EÜ’de “İstiklal Marşı’na Kavramlarla Bakmak” Konferansı
Doç. Dr. Çağın, “İstiklal Marşı, Milli Mücadele ruhunun sembolüdür”
Simge Arıcan – Halil Çoban
İstiklal Marşı’nın, Türkiye Büyük Millet Meclisi’nde (TBMM) Milli Marş olarak kabul edilişinin 101’inci yıl dönümünde, Milli Şair Mehmet Akif Ersoy, Ege Üniversitesinde anıldı.
Ege Üniversitesi (EÜ) Rektörlüğü tarafından “İstiklal Marşı’na Kavramlarla Bakmak” konulu konferans düzenlendi. EÜ Edebiyat Fakültesi Nuri Bilgin Konferans Salonunda gerçekleştirilen etkinlikte Dokuz Eylül Üniversitesi (DEÜ) Eğitim Fakültesi Öğretim Üyesi Doç. Dr. Sabahattin Çağın konuşmacı olarak yer aldı. Konferansa EÜ Rektör Yardımcısı Prof. Dr. Mehmet Ersan’ın yanı sıra; EÜ Senato Üyeleri, akademisyenler ve öğrenciler katıldı.

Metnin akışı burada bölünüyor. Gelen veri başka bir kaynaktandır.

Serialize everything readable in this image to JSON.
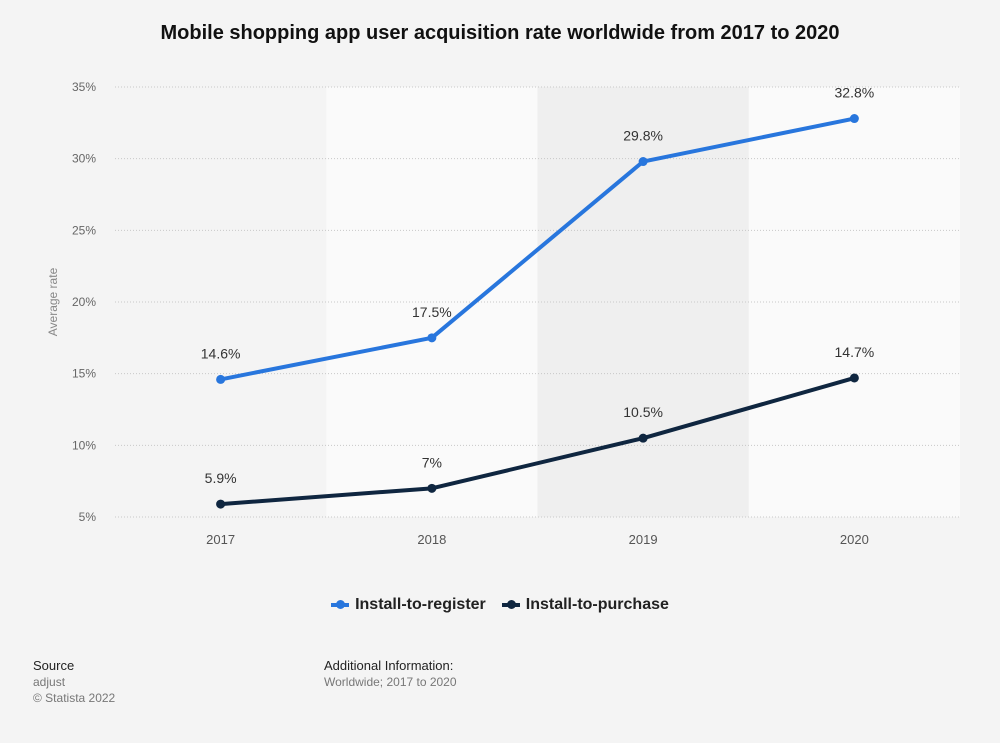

Programın açılışında konuşan Ege Üniversitesi Rektör Yardımcısı Prof. Dr. Mehmet Ersan, “Milletimizin şanlı bağımsızlık mücadelesinin nakış gibi işlendiği; Türk’ün asaletinin tüm dünyaya haykırıldığı İstiklal Marşımız, 12 Mart 1921 tarihinde, yüce Meclisimizde büyük bir coşkuyla kabul edilmiştir. Bir asrı aşkın süredir aynı coşkuyla kalbimizde yaşattığımız bu marş, varlığını vatanına adayan Milli Şairimiz Mehmet Akif Ersoy tarafından bizlere armağan edilen en kıymetli miraslardandır. Öyle ki bu şanlı eser, ülkemizi hürriyetine kavuşturan milli mücadele ruhunun, Türk milletinin istikbal ve istiklaline, Cumhuriyetimizin değerlerine olan bağlılığının sembolüdür. Bu anlamda milli şairimiz, tarihimizin dönüm noktalarına tanıklık ederken geliştirdiği fikirleri, kaleme aldığı dizeleriyle, milletimizin sesi, geçmişimizin ve geleceğimizin aynası olmuştur. Bugün milletimizin her bir ferdinin en asli görevlerinden biri ise bu sembolü yaşatmak, atalarımızın vatan ve özgürlük uğruna yürüttüğü şanlı mücadelenin tüm kazanımlarına sahip çıkmaktır” diye konuştu.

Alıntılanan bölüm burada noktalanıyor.